The Koiyaki Guiding School
Koiyaki Guide School
The Koiyaki Guiding School is situated on the Koiyaki Group Ranch neighbouring the Maasai Mara National Reserve in southern Kenya. The school was established in 2005 with the help of Tusk to educate the local Maasai in the tourism industry and other nature based enterprises, thereby providing employment opportunities and promoting and encouraging the long-term conservation of the unique Maasai Mara ecosystem.
At a time when group ranches in the Mara region are being privatised and tenure is shifting from group to individual ownership, there is now intense pressure to break down this internationally important region into small pockets of land for alternative uses, including agriculture and settlement. Already the spread of human settlement into prime wildlife habitats has reduced the animal population and distribution of predators in the area. Bush fires, poaching for meat, illegal tree cutting and small-scale farming are all on the rise. The Koiyaki Guiding School has been formed by the community in an attempt to halt this decline and to educate their own Maasai youth about the importance of the Mara ecosystem, and how, by taking a holistic approach to conservation, the region can be managed for the mutual benefit of the community and its wildlife.
Koiyaki Guide School and Wilderness Camp
The school was built with initial funding from the European Union Biodiversity Conservation Programme and Tusk. The school’s annual intake of 24 students must complete a year’s course which includes every aspect of guiding from ecology, to camp management and first aid. Every year approximately 85% of students receive bursaries from key hotels and camp operators in the Mara who have recognized the huge need for employing local Maasai (traditionally 80% of guides come from elsewhere in Kenya) and the positive contribution it can make to safeguard the future of the Mara and its tourism industry.
Last year, the project embarked on the construction and opening of the Koiyaki Wilderness Camp, which is located within walking distance of the Guiding School. The affiliated education orientated eco-camp has two important roles; firstly to give the trainee guides hands on experience with camp management and provide crucial work experience. Secondly, the Wilderness Camp will ultimately finance and provide long-term financial security for the Guiding School. The local community is also a direct beneficiary of the revenue generated by the camp – further demonstrating the benefits of eco-tourism and conservation towards their future prosperity.

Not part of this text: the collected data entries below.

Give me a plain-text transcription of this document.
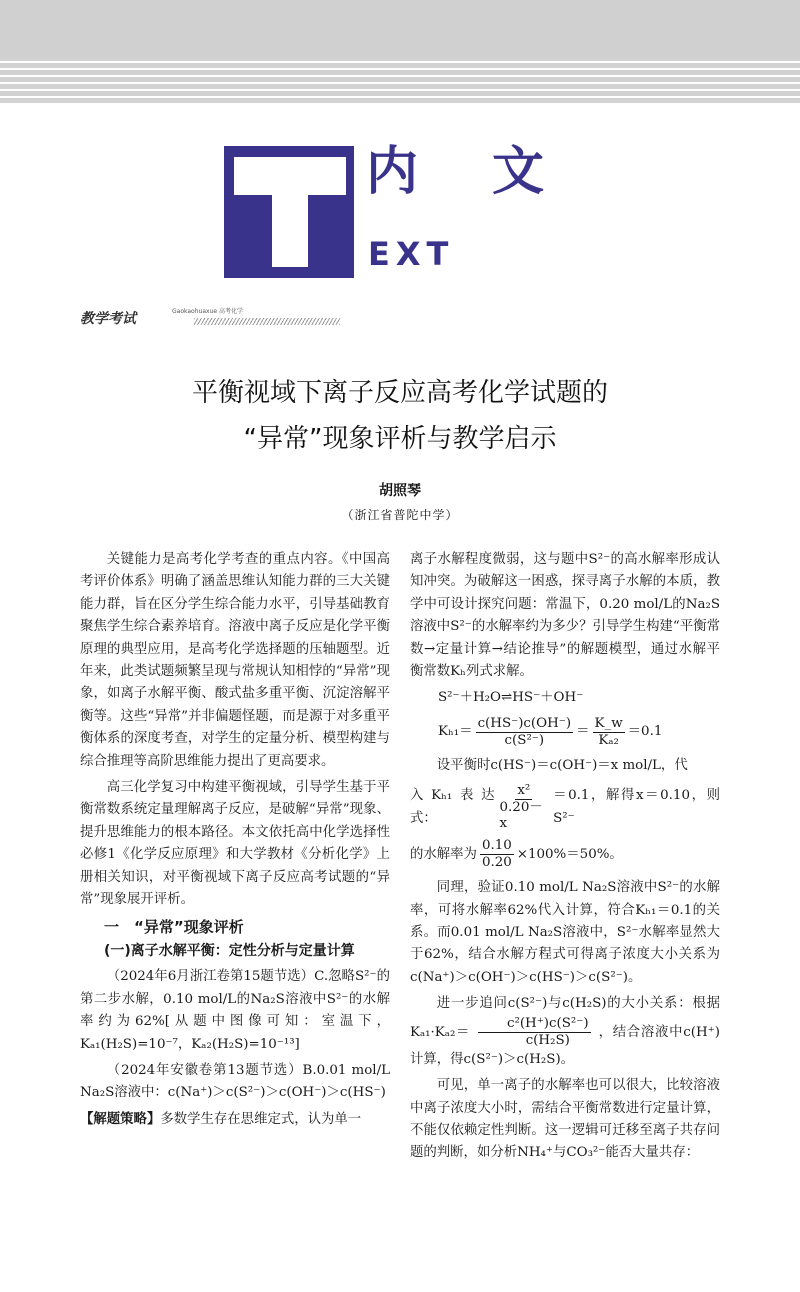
内文
EXT
教学考试	Gaokaohuaxue 高考化学
平衡视域下离子反应高考化学试题的
“异常”现象评析与教学启示
胡照琴
（浙江省普陀中学）

关键能力是高考化学考查的重点内容。《中国高考评价体系》明确了涵盖思维认知能力群的三大关键能力群，旨在区分学生综合能力水平，引导基础教育聚焦学生综合素养培育。溶液中离子反应是化学平衡原理的典型应用，是高考化学选择题的压轴题型。近年来，此类试题频繁呈现与常规认知相悖的“异常”现象，如离子水解平衡、酸式盐多重平衡、沉淀溶解平衡等。这些“异常”并非偏题怪题，而是源于对多重平衡体系的深度考查，对学生的定量分析、模型构建与综合推理等高阶思维能力提出了更高要求。

高三化学复习中构建平衡视域，引导学生基于平衡常数系统定量理解离子反应，是破解“异常”现象、提升思维能力的根本路径。本文依托高中化学选择性必修1《化学反应原理》和大学教材《分析化学》上册相关知识，对平衡视域下离子反应高考试题的“异常”现象展开评析。

一　“异常”现象评析

(一)离子水解平衡：定性分析与定量计算

（2024年6月浙江卷第15题节选）C.忽略S²⁻的第二步水解，0.10 mol/L的Na₂S溶液中S²⁻的水解率约为62%[从题中图像可知：室温下，Kₐ₁(H₂S)=10⁻⁷，Kₐ₂(H₂S)=10⁻¹³]

（2024年安徽卷第13题节选）B.0.01 mol/L Na₂S溶液中：c(Na⁺)＞c(S²⁻)＞c(OH⁻)＞c(HS⁻)

【解题策略】多数学生存在思维定式，认为单一

离子水解程度微弱，这与题中S²⁻的高水解率形成认知冲突。为破解这一困惑，探寻离子水解的本质，教学中可设计探究问题：常温下，0.20 mol/L的Na₂S溶液中S²⁻的水解率约为多少？引导学生构建“平衡常数→定量计算→结论推导”的解题模型，通过水解平衡常数Kₕ列式求解。

S²⁻＋H₂O⇌HS⁻＋OH⁻

$K_{h1}= \frac{c(HS^-)c(OH^-)}{\text{c(S²⁻)}} = \frac{K\_w}{\text{Kₐ₂}} =0.1$

设平衡时c(HS⁻)＝c(OH⁻)＝x mol/L，代

入Kₕ₁表达式：	$\frac{\text{x²}}{0.20-x} =0.1$，解得x＝0.10，则S²⁻

的水解率为 $\frac{0.10}{0.20} \times 100\%=50\%$。

同理，验证0.10 mol/L Na₂S溶液中S²⁻的水解率，可将水解率62%代入计算，符合Kₕ₁＝0.1的关系。而0.01 mol/L Na₂S溶液中，S²⁻水解率显然大于62%，结合水解方程式可得离子浓度大小关系为c(Na⁺)＞c(OH⁻)＞c(HS⁻)＞c(S²⁻)。

进一步追问c(S²⁻)与c(H₂S)的大小关系：根据$K_{a1}\cdot K_{a2}= \frac{\text{c²(H⁺)c(S²⁻)}}{\text{c(H₂S)}}$ ，结合溶液中c(H⁺)计算，得c(S²⁻)＞c(H₂S)。

可见，单一离子的水解率也可以很大，比较溶液中离子浓度大小时，需结合平衡常数进行定量计算，不能仅依赖定性判断。这一逻辑可迁移至离子共存问题的判断，如分析NH₄⁺与CO₃²⁻能否大量共存：
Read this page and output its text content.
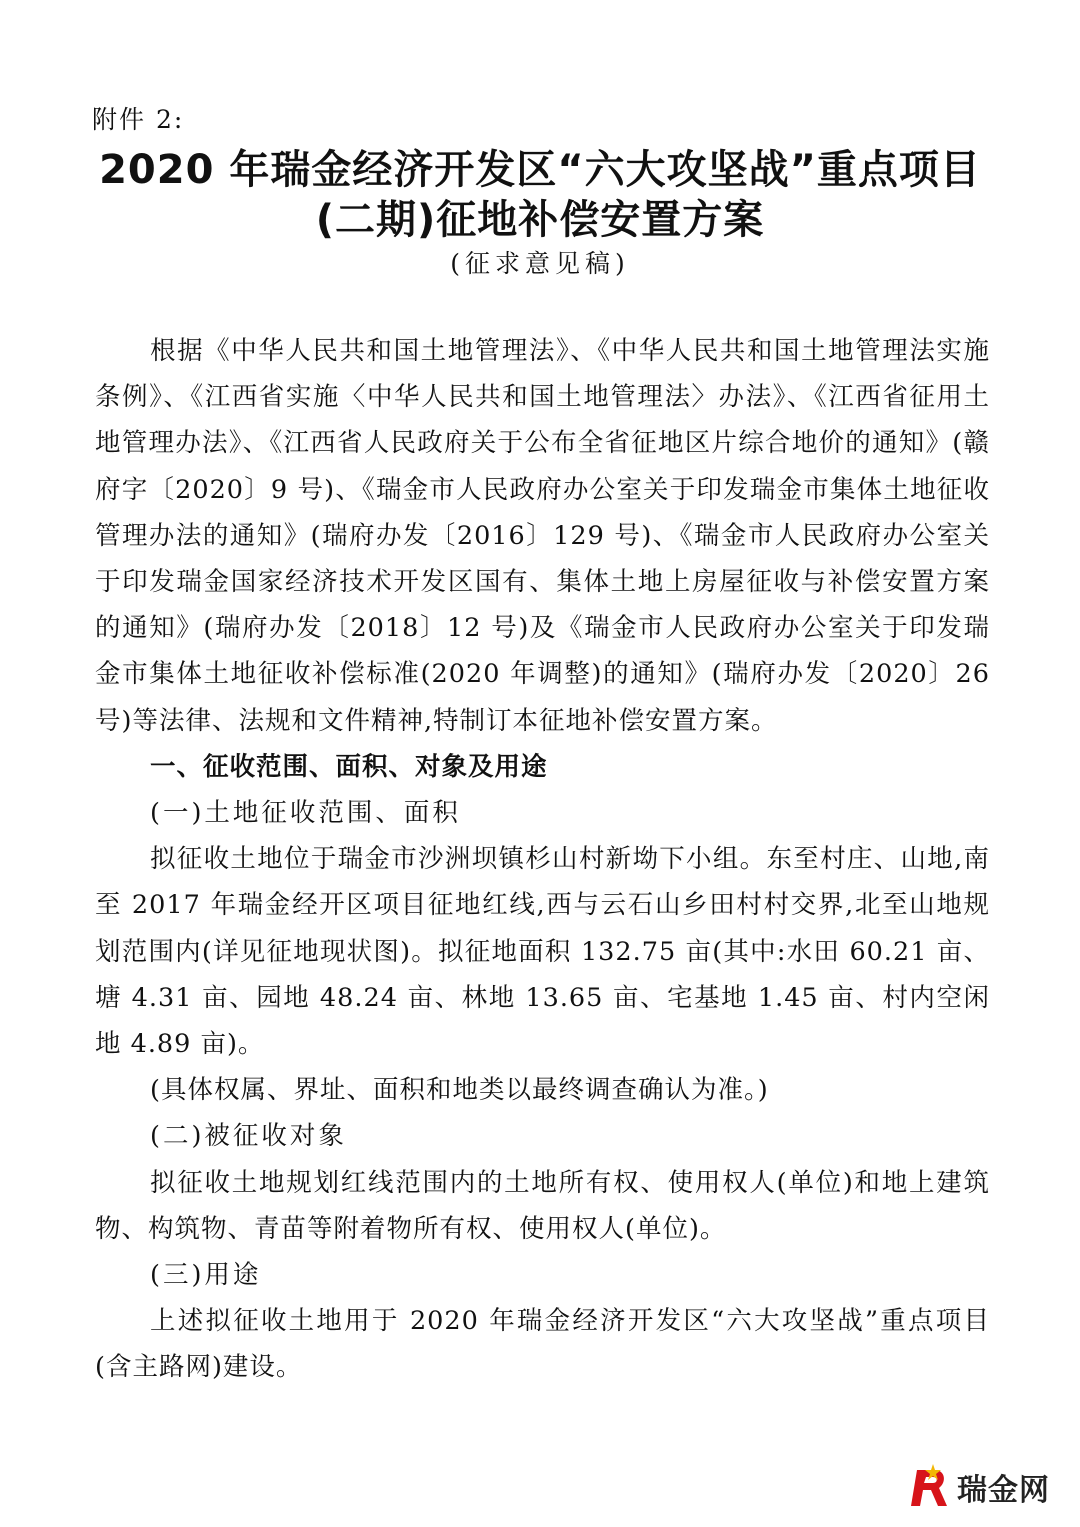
附件 2:
2020 年瑞金经济开发区“六大攻坚战”重点项目
(二期)征地补偿安置方案
(征求意见稿)

根据《中华人民共和国土地管理法》、《中华人民共和国土地管理法实施条例》、《江西省实施〈中华人民共和国土地管理法〉办法》、《江西省征用土地管理办法》、《江西省人民政府关于公布全省征地区片综合地价的通知》(赣府字〔2020〕9 号)、《瑞金市人民政府办公室关于印发瑞金市集体土地征收管理办法的通知》(瑞府办发〔2016〕129 号)、《瑞金市人民政府办公室关于印发瑞金国家经济技术开发区国有、集体土地上房屋征收与补偿安置方案的通知》(瑞府办发〔2018〕12 号)及《瑞金市人民政府办公室关于印发瑞金市集体土地征收补偿标准(2020 年调整)的通知》(瑞府办发〔2020〕26 号)等法律、法规和文件精神,特制订本征地补偿安置方案。

一、征收范围、面积、对象及用途

(一)土地征收范围、面积

拟征收土地位于瑞金市沙洲坝镇杉山村新坳下小组。东至村庄、山地,南至 2017 年瑞金经开区项目征地红线,西与云石山乡田村村交界,北至山地规划范围内(详见征地现状图)。拟征地面积 132.75 亩(其中:水田 60.21 亩、塘 4.31 亩、园地 48.24 亩、林地 13.65 亩、宅基地 1.45 亩、村内空闲地 4.89 亩)。

(具体权属、界址、面积和地类以最终调查确认为准。)

(二)被征收对象

拟征收土地规划红线范围内的土地所有权、使用权人(单位)和地上建筑物、构筑物、青苗等附着物所有权、使用权人(单位)。

(三)用途

上述拟征收土地用于 2020 年瑞金经济开发区“六大攻坚战”重点项目(含主路网)建设。

瑞金网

Tusk has supported the Koiyaki Guiding School since its inception providing essential funding towards its annual operating costs, water tanks, instructor salaries and equipment. Furthermore, Tusk has acted as a charitable conduit for a number of international donors who have sponsored the student bursaries. From the outset, Tusk was impressed by the commitment of the Koiyaki Lemek community, which pledged five million Kenya shillings as a contribution from their safari viewing fees to help finance the building of the School and the Wilderness Camp.
The school has sent the right message to our grassroots communities on how to look after the wildlife and its habitats through creating qualified guides who can now compete for jobs in a competitive tourism industry. The education that has been acquired from the school has opened more doors for future Maasai generations, which is what the world economy is all about. Education is the best way forward for the Maasai people who are proud of their history and culture but who, again, have to adapt as the world changes and less land is available for people to make a living from cattle.